LE COMBAT DE LA PRIERE
§2725
La prière est un don de la
grâce et une réponse décidée de notre part. Elle suppose toujours un effort.
Les grands priants de l'Ancienne Alliance avant le Christ, comme la Mère de
Dieu et les saints avec Lui nous l'apprennent: la prière est un combat.
Contre qui? contre nous-mêmes et contre les ruses du Tentateur qui fait
tout pour détourner l'homme de la prière, de l'union à son Dieu. On prie comme
on vit, parce qu'on vit comme on prie. Si l'on ne veut pas habituellement agir
selon l'Esprit du Christ, on ne peut pas non plus habituellement prier en son
Nom. Le «combat spirituel» de la vie nouvelle du chrétien
est inséparable du combat de la prière.
I. Les objections à la prière
§2726
Dans le combat de la
prière, nous avons à faire face, en nous-mêmes et autour de nous, à des conceptions
erronées de la prière. Certaines y voient une simple opération psychologique,
d'autres un effort de concentration pour arriver au vide mental. Telles la
codifient dans des attitudes et des paroles rituelles. Dans l'inconscient de
beaucoup de chrétiens, prier est une occupation incompatible avec tout ce
qu'ils ont à faire: ils n'ont pas le temps. Ceux qui cherchent Dieu par
la prière se découragent vite parce qu'ils ignorent que la prière vient aussi
de l'Esprit Saint et non pas d'eux seuls.
§2727
Nous avons aussi à faire
face à des mentalités de «ce monde-ci «;
elles nous pénètrent si nous ne sommes pas vigilants, par exemple: le
vrai serait seulement ce qui est vérifié par la raison et la science (or prier
est un mystère qui déborde notre conscience et notre inconscient); les
valeurs de production et de rendement (la prière, improductive, est donc
inutile); le sensualisme et le confort, critères du vrai, du bien et du
beau (or la prière, «amour de la Beauté» [philocalie],
est éprise de la Gloire du Dieu vivant et vrai); en réaction contre
l'activisme, voici la prière présentée comme fuite du monde (or la prière
chrétienne n'est pas une sortie de l'histoire ni un divorce avec la vie).
§2728
Enfin, notre combat doit
faire face à ce que nous ressentons comme nos échecs dans la prière:
découragement devant nos sécheresses, tristesse de ne pas tout donner au
Seigneur, car nous avons «de grands biens» (cf.

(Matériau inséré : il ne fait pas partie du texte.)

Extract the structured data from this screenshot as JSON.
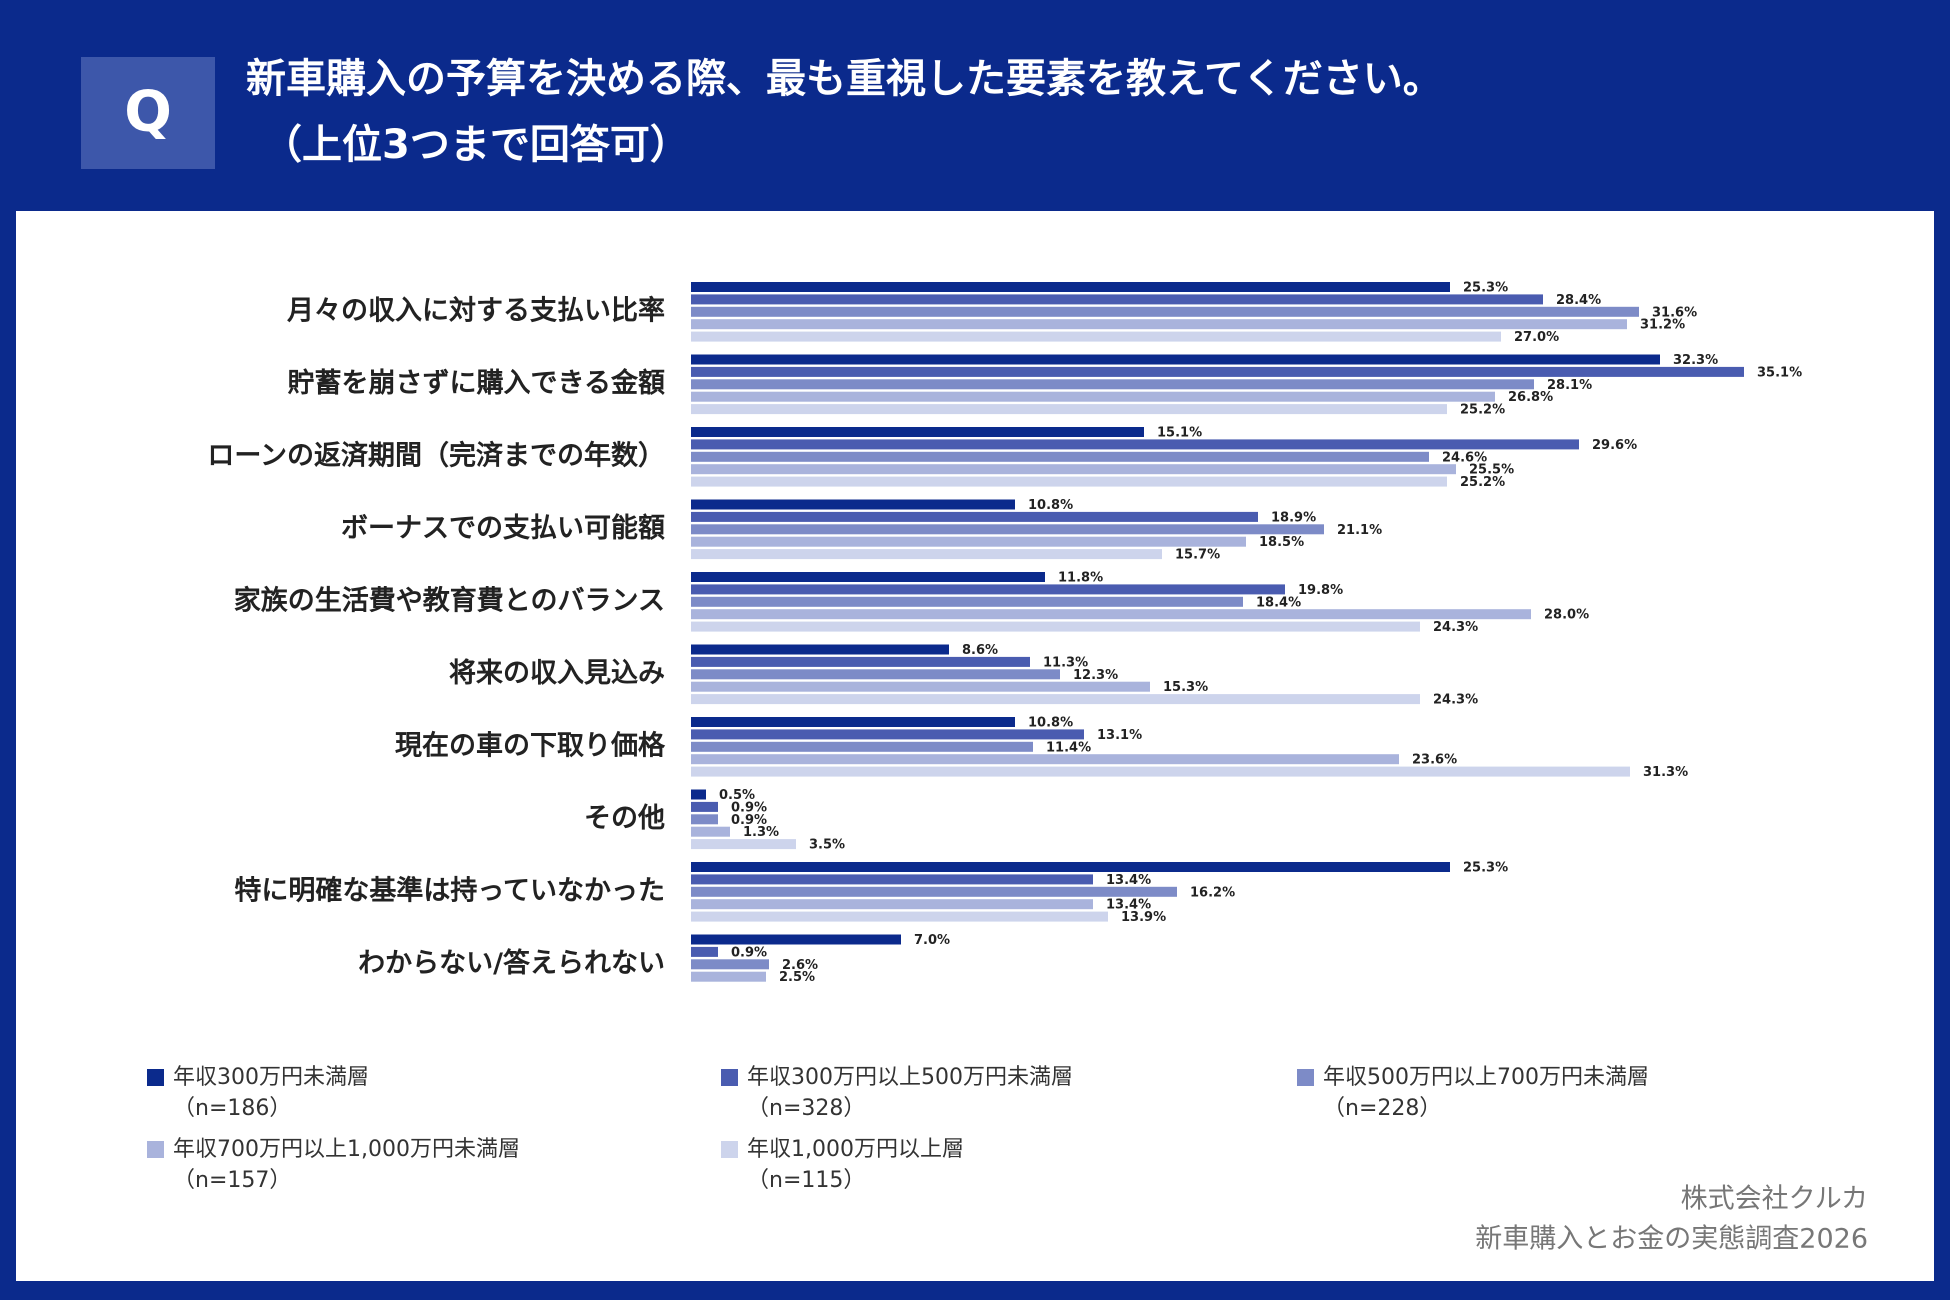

Mc 10,
22), déception de ne pas être exaucés selon notre volonté propre, blessure de
notre orgueil qui se durcit sur notre indignité de pécheur, allergie à la
gratuité de la prière, etc. La conclusion est toujours la même: à quoi
bon prier? Pour vaincre ces obstacles, il faut combattre pour l'humilié,
la confiance et la persévérance.
II. L'humble vigilance du coeur
Face aux difficultés de la prière
§2729
La difficulté habituelle
de notre prière est la distraction. Elle peut porter sur les mots et
leur sens, dans la prière vocale; elle peut porter, plus profondément,
sur Celui que nous prions, dans la prière vocale (liturgique ou personnelle),
dans la méditation et dans l'oraison. Partir à la chasse des distractions
serait tomber dans leurs pièges, alors qu'il suffit de revenir à notre
coeur: une distraction nous révèle ce à quoi nous sommes attachés et cette
prise de conscience humble devant le Seigneur doit réveiller notre amour de
préférence pour lui, en lui offrant résolument notre coeur pour qu'il le
purifie. Là se situe le combat, le choix du Maître à servir (cf. Mt 6, 21. 24).
§2730
Positivement, le combat
contre notre moi possessif et dominateur est la vigilance, la sobriété
du coeur. Quand Jésus insiste sur la vigilance, elle est toujours relative à
Lui, à sa Venue, au dernier jour et chaque jour:
«aujourd'hui». L'Époux vient au milieu de la nuit;
la lumière qui ne doit pas s'éteindre est celle de la foi: «De
toi mon coeur a dit: 'Cherche sa Face'» (Ps 27, 8).
§2731
Une autre difficulté,
spécialement pour ceux qui veulent sincèrement prier, est la sécheresse.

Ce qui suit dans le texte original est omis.